Cayó la noche y las sorpresas no se hicieron esperar, los niños y niñas del resguardo habían preparado un baile tradicional pijao, lucían atuendos hechos con fique, al finalizar la presentación nos reunimos en diferentes grupos, mientras degustábamos de la chicha elaborada por las mujeres, recordábamos con alegría nuestras actividades del día y escuchando historias del Mohán, la Madre Monte.
Domingo en la mañana, llevaron unos caballos al resguardo, antes mis ojos había uno de gran tamaño. Por primera vez lo “montaría”, grata y atemorizante experiencia. Recuerdo que Antonino, ingeniero, activista ambiental y mi amigo, me dio ánimo y dijo “eso no pasa nada, pasa la pierna” y pensé es ahora o nunca, pasó el temor, el caballo empezó a andar y debía manejar las riendas. Por unos instantes, sentí adrenalina.
Hacia el mediodía, nuestra labor en el huerto había terminado, almorzamos y compartimos los alimentos y una que otra carcajada en medio del cansancio. Estaríamos preparados para emprender camino a nuestros destinos, no sin antes despedirnos de la comunidad, sentí nostalgia pero el corazón se hinchaba por lo vivido.

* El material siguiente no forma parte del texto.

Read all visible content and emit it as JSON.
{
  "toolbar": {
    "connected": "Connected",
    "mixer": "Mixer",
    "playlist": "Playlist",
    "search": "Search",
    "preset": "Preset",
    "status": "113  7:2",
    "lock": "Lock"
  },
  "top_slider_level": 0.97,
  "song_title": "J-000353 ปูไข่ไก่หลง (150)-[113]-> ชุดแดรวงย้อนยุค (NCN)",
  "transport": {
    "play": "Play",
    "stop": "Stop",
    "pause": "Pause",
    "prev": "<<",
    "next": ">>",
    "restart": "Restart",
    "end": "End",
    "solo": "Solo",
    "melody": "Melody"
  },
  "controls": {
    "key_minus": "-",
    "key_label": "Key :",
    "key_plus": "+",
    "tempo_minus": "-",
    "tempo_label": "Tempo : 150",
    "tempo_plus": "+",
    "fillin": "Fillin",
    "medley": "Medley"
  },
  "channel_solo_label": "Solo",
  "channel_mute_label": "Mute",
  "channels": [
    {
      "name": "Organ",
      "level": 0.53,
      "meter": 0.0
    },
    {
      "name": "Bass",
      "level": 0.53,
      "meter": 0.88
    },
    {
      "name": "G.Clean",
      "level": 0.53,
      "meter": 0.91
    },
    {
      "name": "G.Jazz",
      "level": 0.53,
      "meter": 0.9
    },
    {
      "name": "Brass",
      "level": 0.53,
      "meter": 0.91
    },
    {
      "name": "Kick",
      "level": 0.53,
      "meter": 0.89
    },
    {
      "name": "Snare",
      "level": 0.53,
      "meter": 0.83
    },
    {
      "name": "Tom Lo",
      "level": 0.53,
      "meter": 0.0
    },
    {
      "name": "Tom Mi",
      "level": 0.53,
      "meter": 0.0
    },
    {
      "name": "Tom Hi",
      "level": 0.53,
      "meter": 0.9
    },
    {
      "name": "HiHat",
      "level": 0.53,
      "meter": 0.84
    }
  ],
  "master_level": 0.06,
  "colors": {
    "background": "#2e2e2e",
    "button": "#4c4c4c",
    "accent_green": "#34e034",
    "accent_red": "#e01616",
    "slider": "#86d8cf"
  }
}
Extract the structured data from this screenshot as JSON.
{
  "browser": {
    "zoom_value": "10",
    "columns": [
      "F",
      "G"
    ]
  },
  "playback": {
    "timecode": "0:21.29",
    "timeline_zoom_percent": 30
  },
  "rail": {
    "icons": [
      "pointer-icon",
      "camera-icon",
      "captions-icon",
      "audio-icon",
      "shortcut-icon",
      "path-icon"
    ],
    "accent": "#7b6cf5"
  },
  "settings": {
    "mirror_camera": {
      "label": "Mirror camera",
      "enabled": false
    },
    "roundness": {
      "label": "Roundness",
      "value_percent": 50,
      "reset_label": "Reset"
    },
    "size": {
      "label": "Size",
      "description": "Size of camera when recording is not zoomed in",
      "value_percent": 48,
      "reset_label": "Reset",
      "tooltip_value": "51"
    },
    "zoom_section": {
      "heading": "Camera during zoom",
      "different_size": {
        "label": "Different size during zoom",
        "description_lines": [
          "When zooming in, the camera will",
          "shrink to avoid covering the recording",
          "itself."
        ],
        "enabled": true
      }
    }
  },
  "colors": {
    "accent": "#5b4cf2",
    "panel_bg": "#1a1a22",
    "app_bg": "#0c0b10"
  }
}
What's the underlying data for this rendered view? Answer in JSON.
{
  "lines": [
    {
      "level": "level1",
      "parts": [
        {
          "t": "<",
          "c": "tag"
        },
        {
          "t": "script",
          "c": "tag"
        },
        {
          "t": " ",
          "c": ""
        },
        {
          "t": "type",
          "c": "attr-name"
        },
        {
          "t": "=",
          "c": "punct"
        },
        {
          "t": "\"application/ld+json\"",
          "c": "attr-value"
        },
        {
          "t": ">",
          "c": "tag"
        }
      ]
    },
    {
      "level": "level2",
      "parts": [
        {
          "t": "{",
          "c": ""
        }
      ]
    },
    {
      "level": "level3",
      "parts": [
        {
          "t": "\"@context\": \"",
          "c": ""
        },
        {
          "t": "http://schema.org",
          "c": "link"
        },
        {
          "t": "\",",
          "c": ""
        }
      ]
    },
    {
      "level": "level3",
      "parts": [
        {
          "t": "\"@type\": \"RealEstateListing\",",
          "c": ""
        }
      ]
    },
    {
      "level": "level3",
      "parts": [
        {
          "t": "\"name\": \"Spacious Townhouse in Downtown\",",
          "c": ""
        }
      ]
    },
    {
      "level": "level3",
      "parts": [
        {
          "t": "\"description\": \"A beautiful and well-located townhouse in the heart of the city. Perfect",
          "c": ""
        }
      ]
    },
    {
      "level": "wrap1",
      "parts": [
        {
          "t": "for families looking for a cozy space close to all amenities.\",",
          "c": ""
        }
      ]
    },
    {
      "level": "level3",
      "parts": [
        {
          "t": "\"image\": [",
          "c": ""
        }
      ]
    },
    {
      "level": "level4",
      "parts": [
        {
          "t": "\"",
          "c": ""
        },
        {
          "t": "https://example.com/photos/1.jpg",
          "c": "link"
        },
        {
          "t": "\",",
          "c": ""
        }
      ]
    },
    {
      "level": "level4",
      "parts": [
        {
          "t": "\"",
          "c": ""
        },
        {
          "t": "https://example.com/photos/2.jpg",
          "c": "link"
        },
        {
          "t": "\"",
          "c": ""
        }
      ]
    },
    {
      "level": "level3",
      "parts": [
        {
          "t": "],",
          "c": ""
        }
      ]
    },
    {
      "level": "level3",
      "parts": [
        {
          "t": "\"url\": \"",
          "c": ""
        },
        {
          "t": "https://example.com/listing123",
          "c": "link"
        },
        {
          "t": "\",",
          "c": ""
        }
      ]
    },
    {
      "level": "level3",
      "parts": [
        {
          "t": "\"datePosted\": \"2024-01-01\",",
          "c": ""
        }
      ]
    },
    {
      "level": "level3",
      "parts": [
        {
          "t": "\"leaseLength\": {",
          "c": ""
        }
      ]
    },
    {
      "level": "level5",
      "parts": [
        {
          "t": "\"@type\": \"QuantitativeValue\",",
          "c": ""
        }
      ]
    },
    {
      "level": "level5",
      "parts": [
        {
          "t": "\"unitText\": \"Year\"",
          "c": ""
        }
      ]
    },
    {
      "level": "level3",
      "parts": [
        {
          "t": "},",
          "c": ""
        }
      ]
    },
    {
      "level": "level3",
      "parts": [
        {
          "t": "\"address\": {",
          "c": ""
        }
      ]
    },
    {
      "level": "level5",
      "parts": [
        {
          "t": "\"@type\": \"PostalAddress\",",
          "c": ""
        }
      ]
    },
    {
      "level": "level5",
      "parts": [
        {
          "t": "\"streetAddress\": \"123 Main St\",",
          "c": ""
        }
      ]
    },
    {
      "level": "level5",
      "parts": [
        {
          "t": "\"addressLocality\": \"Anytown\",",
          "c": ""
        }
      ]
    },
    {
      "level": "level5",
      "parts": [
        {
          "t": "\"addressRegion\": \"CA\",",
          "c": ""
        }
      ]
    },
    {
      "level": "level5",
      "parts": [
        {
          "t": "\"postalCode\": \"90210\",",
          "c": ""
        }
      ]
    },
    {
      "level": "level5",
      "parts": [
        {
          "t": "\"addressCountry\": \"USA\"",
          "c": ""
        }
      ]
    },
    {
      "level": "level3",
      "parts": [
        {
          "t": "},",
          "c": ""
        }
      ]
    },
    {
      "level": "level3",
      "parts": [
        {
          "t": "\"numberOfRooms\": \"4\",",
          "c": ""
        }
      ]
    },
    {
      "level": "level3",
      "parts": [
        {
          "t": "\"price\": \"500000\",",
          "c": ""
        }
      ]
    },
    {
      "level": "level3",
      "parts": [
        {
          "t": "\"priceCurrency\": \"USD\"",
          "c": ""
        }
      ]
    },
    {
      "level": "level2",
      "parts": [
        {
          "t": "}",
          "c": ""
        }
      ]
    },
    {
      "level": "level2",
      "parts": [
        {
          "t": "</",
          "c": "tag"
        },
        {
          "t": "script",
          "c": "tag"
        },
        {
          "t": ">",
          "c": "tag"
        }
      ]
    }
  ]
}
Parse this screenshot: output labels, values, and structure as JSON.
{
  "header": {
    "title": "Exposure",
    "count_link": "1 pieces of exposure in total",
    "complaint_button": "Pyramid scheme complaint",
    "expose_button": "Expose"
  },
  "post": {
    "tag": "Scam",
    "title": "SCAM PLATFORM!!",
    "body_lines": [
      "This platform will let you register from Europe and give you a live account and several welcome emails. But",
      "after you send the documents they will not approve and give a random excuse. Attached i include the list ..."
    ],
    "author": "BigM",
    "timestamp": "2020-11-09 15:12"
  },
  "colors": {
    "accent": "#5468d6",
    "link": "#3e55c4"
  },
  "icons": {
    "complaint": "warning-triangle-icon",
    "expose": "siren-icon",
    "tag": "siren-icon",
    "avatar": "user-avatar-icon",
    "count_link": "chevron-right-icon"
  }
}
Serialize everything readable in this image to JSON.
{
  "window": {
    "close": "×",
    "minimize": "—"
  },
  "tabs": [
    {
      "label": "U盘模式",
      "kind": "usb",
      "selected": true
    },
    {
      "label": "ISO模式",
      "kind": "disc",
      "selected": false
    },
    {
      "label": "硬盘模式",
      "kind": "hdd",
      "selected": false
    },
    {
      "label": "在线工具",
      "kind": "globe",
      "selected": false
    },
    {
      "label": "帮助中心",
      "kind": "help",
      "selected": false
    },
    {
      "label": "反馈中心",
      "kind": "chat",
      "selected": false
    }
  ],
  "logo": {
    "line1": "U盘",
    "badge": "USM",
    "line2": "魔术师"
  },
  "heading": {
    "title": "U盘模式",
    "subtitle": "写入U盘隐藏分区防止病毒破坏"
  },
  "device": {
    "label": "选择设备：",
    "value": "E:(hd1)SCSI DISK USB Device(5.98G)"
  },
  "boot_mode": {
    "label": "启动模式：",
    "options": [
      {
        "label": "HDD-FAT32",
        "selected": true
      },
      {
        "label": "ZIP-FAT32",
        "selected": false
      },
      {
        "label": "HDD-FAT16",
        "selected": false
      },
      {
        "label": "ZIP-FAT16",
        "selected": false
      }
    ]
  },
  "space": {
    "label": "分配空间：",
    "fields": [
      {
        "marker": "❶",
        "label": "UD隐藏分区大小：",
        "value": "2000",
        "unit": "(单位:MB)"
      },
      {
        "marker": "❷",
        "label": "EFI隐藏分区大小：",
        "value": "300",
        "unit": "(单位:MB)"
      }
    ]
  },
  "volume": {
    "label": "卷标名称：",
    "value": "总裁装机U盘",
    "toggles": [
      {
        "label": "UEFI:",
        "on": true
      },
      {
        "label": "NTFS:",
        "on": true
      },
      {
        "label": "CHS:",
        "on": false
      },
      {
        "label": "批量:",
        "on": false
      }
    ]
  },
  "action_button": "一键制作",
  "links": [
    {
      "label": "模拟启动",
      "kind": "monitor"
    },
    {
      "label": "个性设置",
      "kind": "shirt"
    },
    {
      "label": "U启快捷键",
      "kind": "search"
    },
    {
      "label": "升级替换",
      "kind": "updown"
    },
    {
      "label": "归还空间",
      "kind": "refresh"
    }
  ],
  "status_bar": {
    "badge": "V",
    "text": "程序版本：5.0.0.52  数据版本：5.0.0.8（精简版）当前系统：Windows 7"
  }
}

La salida se tornó compleja porque había barro y no podíamos pasar fácilmente, las botas y la ropa habían quedado cafés. Cansados y con ansias de llegar a nuestros hogares, llegamos a la carretera, Linita y Pamela, estudiantes de la Universidad del Tolima consiguieron un camión que nos llevó hasta el terminal del Guamo, y allí tomamos el bus hacia Bogotá, donde llegaría a contar lo sucedido, con nuevos sabores en mi paladar, como el insulso hecho por las mujeres, tamal tradicional tolimense. El obsequio de Valentina y el inmenso río Tetuán.
9:30 de la noche, los y las indígenas pijao siguen en la lucha por su territorio, el agua, sus semillas hasta las historias que tienen en común. Mi viaje terminó con un profundo agradecimiento a Dios, a la vida y al proceso de la Escuela por permitirme conocer personas comprometidas, que no esperan nada a cambio y la esperanza de seguir en pie.